Because it is made mostly of wool, the Iona Lite is renewable, biodegradable and in theory, at least, recyclable. It is known to be odour-resistant, which means fewer washes; saving on energy, water, and detergent. A key question from a sustainability perspective is longevity – but that’s hard to answer after a couple of weeks. I’ll let you know!
On the downside, Australia and New Zealand are about as far away as possible from the UK, so the air-miles or, more likely and less impactful, cargo-ship miles will be high.

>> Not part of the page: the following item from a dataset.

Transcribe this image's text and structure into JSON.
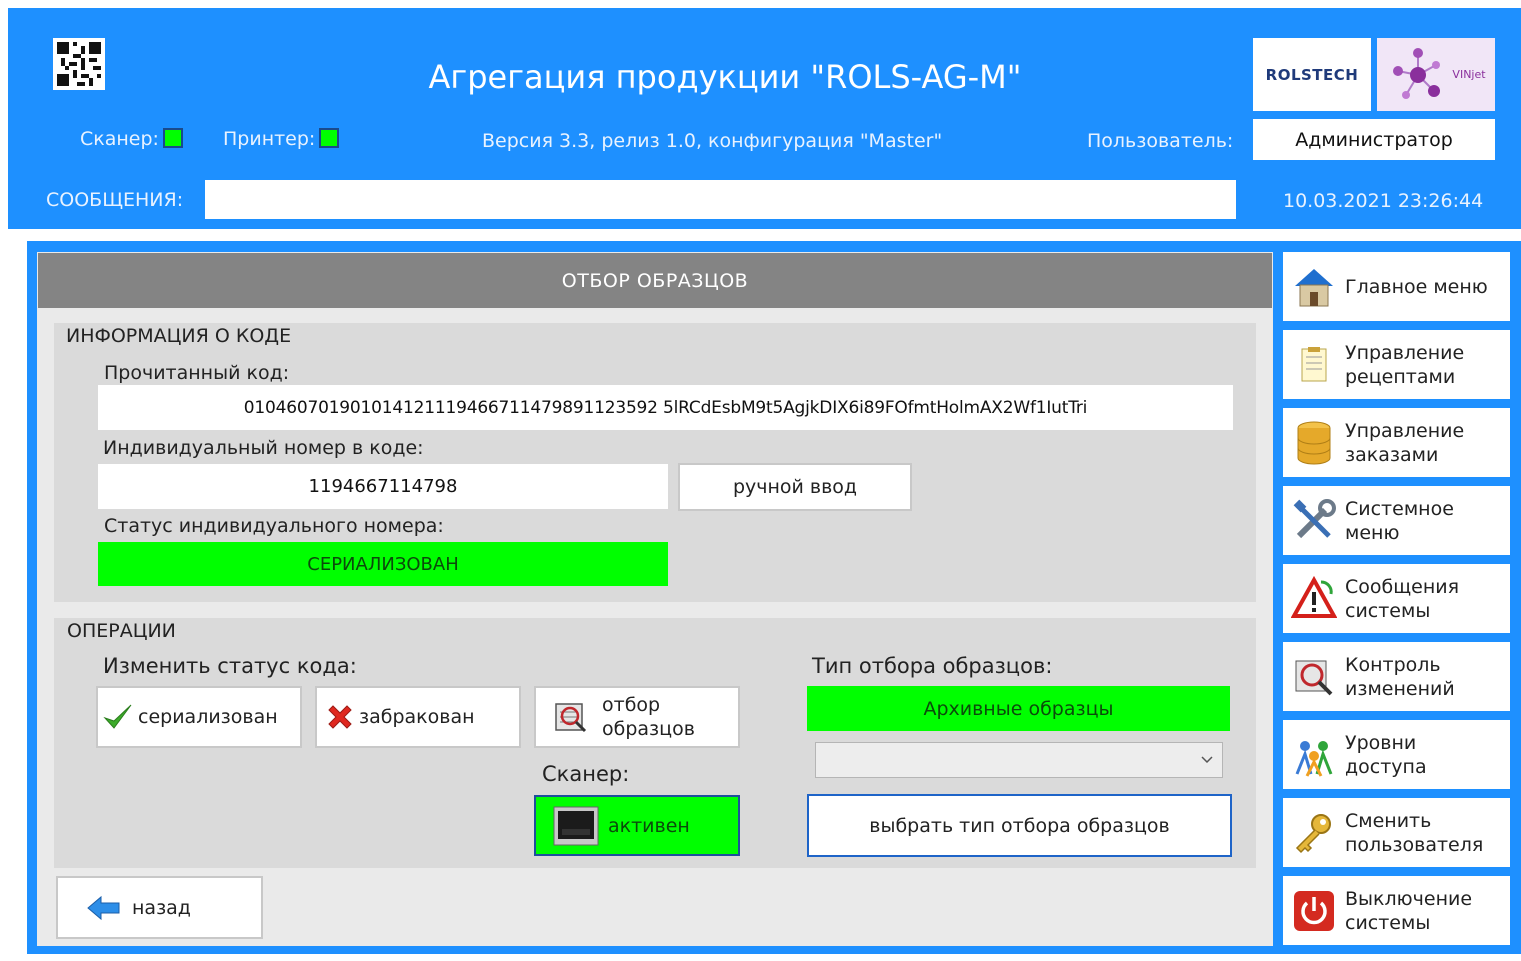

I’m told that it’s possible to farm Merino sheep in the UK but very few people do; and there’s virtually no infrastructure for processing the extra-fine wool.
And an interesting and somewhat disturbing ethical question concerns the welfare of the sheep themselves, many of whom are subject to a painful process called ‘mulesing’. Some argue that the process, which involves removing strips of skin around the sheep’s bum, is the best way to prevent dangerous fly-strike (the resulting hairless scar tissue makes it much harder for the flies to lay their eggs there.) But animal welfare advocates argue that there are more humane methods available and advocate for merino wool that is mulesing free. I’m delighted to say that FINDRA use only wool that is certified by the Responsible Wool Standard: http://responsiblewool.org/about-rws/
‘Ensuring our merino wool is ethically sourced makes it more expensive,’ says FINDRA’s founder and CEO Alex Feechan, ‘but we value the traceability and ethical treatment of the sheep.’
My Iona arrived in a recycled paper postage bag. Inside that, the top was in plastic packaging but FINDRA aim to replace these with boxes by the end of October this year. Excellent stuff.
Pluses: Highly versatile, beautifully designed, great colours, fast wicking, excellent warmth for weight ratio, excellent breathability and odour-absorption.
Sustainability: lots of pluses for not being plastic-based. Add more pluses assuming it proves to be long-lasting. Renewable, organic, biodegradable. Strong on animal welfare and ongoing positive action on plastic packaging. Questions about transport miles, probably irresolvable for now at least.
Fancy setting up a UK-based merino sheep-farm and wool-processing plant, anyone?